Her mother was another matter entirely. She was alive, and her spirit, which had never seemed tethered to her body anyway, was present in everything Kat saw, heard, and touched. She hoped that wherever her mother was, there were trees.
As she took a sharp right at the end of the street, she felt her pulse begin to pound with the most familiar rhythm of all.
Rage.
The pure, undistilled anger that had driven her to throw rocks at the Hitler Youth and a brick through the window of their headquarters.
Max thought she was too reckless. Gerta did, too, although she hid her feelings better than her brother. But the Becker Circle had been careful, hadn’t they? And in the end, despite their caution, they had been taken down—captured, killed, or forced into hiding.
Her father dead. Her mother a captive.
Kat accepted that it wasn’t fair to put the Hoffmanns in danger with her actions. That’s why tonight’s mission wa
s for Kat alone. She would tell Max and Gerta about it in the morning, after the item had been secured. Then they could decide if they were in or out for the next phase of attack against the Hitler Youth.
Now, where was the house? She paused beneath the awning of a boarded-up hat shop. It should be just up ahead, at the bend in the road. Yes! There it was. The building with the most ornate facade on the street gave way to the wealthiest section of the whole district—carriage houses set comfortably back from the traffic, complete with their own garages. There was a house at the very end of the block with a gabled roof and well-kept shrubbery. On one of the Red Dragons’ trips to the community garden she had seen an automobile pull out of its garage. It was a Mercedes-Benz, the car of a wealthy citizen, like a Nazi functionary or an industrialist.
The Red Dragons needed something better than absinthe to burn.
Cars needed fuel to run.
The math was simple.
Kat waited beneath the awning, flattening herself against the boarded-up window as a pair of older gentlemen passed by, whispering intently about the fighting in France. When they were out of sight, she stepped out into the moonlight, dashed across the street and down the block.
She slowed as she reached the house. Attached to one side was the low-slung brick hut of the garage. She ducked behind a hedgerow and moved around the side of the house until she found what she was looking for: a single square window in the garage.

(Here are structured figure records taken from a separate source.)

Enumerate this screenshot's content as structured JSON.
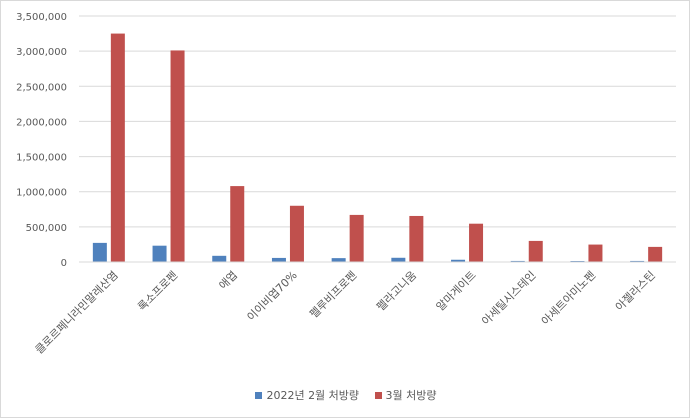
{
  "chart_data": {
    "type": "bar",
    "categories": [
      "클로르페니라민말레산염",
      "록소프로펜",
      "애엽",
      "이이비엽70%",
      "펠루비프로펜",
      "펠라고니움",
      "알마게이트",
      "아세틸시스테인",
      "아세트아미노펜",
      "아젤라스틴"
    ],
    "series": [
      {
        "name": "2022년 2월 처방량",
        "color": "#4f81bd",
        "values": [
          272000,
          232000,
          88000,
          58000,
          55000,
          60000,
          32000,
          15000,
          14000,
          15000
        ]
      },
      {
        "name": "3월 처방량",
        "color": "#c0504d",
        "values": [
          3250000,
          3010000,
          1080000,
          800000,
          670000,
          655000,
          545000,
          300000,
          248000,
          215000
        ]
      }
    ],
    "ylim": [
      0,
      3500000
    ],
    "yticks": [
      "0",
      "500,000",
      "1,000,000",
      "1,500,000",
      "2,000,000",
      "2,500,000",
      "3,000,000",
      "3,500,000"
    ],
    "grid": true,
    "legend_position": "bottom",
    "title": "",
    "xlabel": "",
    "ylabel": ""
  }
}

She kept going until she found a gap in the hedgerow she could slip through, then doubled back to the window. She had a small electric torch in her pocket, but didn’t dare use it until she was inside the garage. She felt along the windowsill, pressed her hands against the base of the window, and pushed upward. To her great relief, it wasn’t locked. It was a small window, too small for an adult burglar to slip through.
They hadn’t counted on someone as slight as Kat Vogel.